REVELATION OR RUT?
By MICHAEL PERKINS
IT’S OFTEN DIFFICULT FOR PHOTOGRAPHERS, UNDER THE SPELL OF A CONCEPT, TO KNOW WHETHER THEY ARE MARCHING TOWARD SOME LOFTY QUEST or merely walking in circles, their foot (or their brain) nailed to the floor. Fall too deeply in love with a given idea, and you could cling to it, for comfort or habit, long after it has yielded anything remotely creative.
You might be mistaking a rut for revelation.
We’ll all seen it happen. Hell, it’s happened to many of us. You begin to explore a particular story-telling technique. It shows some promise. And so you hang with it a little longer, then a little longer still. One more interpretation of the shot that made you smile. One more variation on the theme.
Maybe it’s abstract grid details on glass towers, taken in monochrome at an odd angle. Maybe it’s time exposures of light trails on a midnight highway. And maybe, as in my own case, it’s a lingering romance with dense, busy neighborhood textures, shot at a respectfully reportorial distance. Straight-on, left to right tapestries of doors, places of business, upstairs/downstairs tenant life, comings and goings. I love them, but I also worry about how long I can contribute something different to them as a means of telling a story.
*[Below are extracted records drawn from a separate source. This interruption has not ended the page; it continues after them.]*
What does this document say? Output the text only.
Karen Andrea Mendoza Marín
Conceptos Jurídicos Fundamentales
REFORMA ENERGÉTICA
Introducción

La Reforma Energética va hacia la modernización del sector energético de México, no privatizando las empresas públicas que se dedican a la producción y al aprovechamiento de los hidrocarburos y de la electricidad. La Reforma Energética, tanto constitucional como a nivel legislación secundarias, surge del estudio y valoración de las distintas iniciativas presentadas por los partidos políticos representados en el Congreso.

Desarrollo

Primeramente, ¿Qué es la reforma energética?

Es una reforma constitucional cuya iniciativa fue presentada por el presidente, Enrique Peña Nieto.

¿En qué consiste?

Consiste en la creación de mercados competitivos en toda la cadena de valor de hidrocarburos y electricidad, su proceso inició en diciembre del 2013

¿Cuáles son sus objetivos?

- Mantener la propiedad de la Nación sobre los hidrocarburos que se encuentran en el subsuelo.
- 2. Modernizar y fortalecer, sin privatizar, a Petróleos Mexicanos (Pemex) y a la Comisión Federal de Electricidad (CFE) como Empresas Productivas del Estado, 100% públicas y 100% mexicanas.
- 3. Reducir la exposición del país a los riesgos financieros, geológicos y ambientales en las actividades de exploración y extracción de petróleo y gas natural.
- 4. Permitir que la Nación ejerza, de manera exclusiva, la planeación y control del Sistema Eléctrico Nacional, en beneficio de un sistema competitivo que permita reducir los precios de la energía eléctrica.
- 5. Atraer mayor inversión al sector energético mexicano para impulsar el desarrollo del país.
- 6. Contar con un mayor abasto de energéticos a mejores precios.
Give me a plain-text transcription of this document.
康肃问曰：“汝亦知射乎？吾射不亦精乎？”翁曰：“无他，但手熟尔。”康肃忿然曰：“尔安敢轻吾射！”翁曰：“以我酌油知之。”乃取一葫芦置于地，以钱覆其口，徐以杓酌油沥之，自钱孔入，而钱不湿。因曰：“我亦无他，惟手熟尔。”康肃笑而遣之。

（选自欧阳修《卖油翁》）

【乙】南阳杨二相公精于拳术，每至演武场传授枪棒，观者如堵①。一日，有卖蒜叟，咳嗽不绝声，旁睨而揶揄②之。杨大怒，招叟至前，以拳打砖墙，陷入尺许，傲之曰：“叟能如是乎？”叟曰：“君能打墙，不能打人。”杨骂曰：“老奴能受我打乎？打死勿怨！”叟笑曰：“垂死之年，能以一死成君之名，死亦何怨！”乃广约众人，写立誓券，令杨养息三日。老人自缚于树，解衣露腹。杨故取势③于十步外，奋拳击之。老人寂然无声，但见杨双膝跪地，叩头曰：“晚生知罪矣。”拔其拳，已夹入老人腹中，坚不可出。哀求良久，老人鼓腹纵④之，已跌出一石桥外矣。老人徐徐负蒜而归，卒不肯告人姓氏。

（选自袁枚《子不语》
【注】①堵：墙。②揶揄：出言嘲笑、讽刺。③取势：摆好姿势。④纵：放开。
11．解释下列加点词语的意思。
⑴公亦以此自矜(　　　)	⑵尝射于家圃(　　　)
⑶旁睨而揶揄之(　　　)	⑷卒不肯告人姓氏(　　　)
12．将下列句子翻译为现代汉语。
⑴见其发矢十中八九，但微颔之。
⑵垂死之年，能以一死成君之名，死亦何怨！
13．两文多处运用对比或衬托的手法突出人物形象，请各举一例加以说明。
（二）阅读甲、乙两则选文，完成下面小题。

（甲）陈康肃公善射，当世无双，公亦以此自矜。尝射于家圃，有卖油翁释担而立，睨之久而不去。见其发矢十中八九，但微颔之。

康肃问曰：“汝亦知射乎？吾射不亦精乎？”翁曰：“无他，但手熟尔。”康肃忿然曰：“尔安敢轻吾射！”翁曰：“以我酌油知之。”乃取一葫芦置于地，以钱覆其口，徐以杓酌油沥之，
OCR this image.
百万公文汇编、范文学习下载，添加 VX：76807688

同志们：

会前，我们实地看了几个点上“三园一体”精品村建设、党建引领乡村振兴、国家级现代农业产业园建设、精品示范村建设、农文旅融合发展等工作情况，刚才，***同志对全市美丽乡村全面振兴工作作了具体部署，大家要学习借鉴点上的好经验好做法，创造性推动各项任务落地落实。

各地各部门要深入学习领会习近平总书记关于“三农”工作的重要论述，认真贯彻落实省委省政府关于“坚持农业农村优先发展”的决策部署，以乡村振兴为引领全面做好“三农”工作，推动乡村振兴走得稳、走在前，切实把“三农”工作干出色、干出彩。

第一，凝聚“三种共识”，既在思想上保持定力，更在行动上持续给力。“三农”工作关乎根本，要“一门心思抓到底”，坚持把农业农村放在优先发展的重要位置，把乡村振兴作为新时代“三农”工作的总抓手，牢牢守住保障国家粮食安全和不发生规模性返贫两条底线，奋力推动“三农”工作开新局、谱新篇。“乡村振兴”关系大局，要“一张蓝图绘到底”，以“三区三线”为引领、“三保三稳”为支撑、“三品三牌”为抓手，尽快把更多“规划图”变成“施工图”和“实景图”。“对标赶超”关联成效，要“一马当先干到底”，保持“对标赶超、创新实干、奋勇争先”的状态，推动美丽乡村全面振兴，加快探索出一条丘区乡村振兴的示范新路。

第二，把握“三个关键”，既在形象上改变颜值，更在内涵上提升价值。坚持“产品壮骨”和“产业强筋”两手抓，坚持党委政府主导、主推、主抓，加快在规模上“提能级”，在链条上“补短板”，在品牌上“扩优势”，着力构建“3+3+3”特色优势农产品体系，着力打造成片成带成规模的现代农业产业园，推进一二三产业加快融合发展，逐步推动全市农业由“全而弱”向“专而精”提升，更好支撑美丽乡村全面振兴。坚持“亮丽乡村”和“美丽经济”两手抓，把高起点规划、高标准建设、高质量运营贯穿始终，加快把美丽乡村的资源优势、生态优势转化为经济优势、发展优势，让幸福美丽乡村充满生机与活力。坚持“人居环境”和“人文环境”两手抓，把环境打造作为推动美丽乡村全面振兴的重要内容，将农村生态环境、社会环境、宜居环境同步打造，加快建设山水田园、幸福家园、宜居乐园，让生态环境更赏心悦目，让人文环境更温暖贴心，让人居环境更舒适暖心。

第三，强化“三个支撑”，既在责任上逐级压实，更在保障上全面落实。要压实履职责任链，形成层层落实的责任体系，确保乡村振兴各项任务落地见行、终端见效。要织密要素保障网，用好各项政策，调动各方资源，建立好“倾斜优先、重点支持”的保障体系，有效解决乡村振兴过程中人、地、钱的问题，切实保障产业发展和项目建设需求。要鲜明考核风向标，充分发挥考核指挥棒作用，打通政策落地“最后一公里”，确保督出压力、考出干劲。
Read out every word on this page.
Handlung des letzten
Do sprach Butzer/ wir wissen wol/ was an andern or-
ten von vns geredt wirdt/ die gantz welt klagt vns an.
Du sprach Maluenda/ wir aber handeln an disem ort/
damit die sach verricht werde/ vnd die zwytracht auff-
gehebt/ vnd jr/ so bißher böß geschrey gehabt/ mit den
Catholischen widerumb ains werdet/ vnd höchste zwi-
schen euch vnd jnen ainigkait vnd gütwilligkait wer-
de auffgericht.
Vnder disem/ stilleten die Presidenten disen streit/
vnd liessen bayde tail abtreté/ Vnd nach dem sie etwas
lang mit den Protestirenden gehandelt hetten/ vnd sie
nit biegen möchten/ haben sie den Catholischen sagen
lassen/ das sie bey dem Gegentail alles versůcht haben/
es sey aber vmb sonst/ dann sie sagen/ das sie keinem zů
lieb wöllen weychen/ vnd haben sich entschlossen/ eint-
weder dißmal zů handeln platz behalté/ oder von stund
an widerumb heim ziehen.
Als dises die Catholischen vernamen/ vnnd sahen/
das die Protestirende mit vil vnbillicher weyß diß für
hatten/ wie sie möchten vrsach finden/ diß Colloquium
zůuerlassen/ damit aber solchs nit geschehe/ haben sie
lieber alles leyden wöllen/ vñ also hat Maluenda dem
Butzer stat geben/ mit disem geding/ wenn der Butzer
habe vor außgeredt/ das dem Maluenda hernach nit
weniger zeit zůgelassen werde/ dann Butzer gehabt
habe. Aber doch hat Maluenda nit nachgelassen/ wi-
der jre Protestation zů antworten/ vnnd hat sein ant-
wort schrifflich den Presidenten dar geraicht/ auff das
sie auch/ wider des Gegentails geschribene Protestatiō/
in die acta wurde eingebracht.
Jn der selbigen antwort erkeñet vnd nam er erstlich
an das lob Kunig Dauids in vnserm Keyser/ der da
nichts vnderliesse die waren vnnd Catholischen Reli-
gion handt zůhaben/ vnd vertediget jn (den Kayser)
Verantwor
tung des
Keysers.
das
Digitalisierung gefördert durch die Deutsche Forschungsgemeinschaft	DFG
- The bustling tenement neighborhoods of early Norman Rockwell paintings appealed to me, as a child, because the frames were teeming with life: people leaning out of windows, sitting on porches, perching on fire escapes, delivering the morning milk…they were a divine, almost musical chaos. But they were paintings, with all the intentional orchestration of sentiment and nostalgia that comes with that medium. Those images were wonderful, but they were not documents…merely dreams.
That, of course, doesn’t make them any less powerful as an influence on photography.
When I look at a section of an urban block, I try to frame a section of it that tells, in miniature, the life that can be felt all day long as the area’s natural rhythm. There are re-gentrified restaurants, neglected second-floor apartments, new coats of paint on old brick, overgrown trees, stalwart standbys that have been part of the street for ages, young lovers and old duffers. Toss all the ingredients together and you might get an image salad that captures something close to “real”. And then there is the trial-and-error of how much to include, how busy or sparse to portray the subject.
That said, I have explored this theme many times over the years, and worry that I am trying to harvest crops from a fallow field. Have I stayed too long at this particular fair? Are there even any compelling stories left to tell in this approach, or have I just romanticized the idea of the whole thing beyond any artistic merit?
Hopefully, I will know when to strike this kind of image off my “to do” list, as I fear that repetition, even repetition of a valid concept, can lead to laziness….the place where you call “habit” a “style”.
And I don’t want to dwell in that place.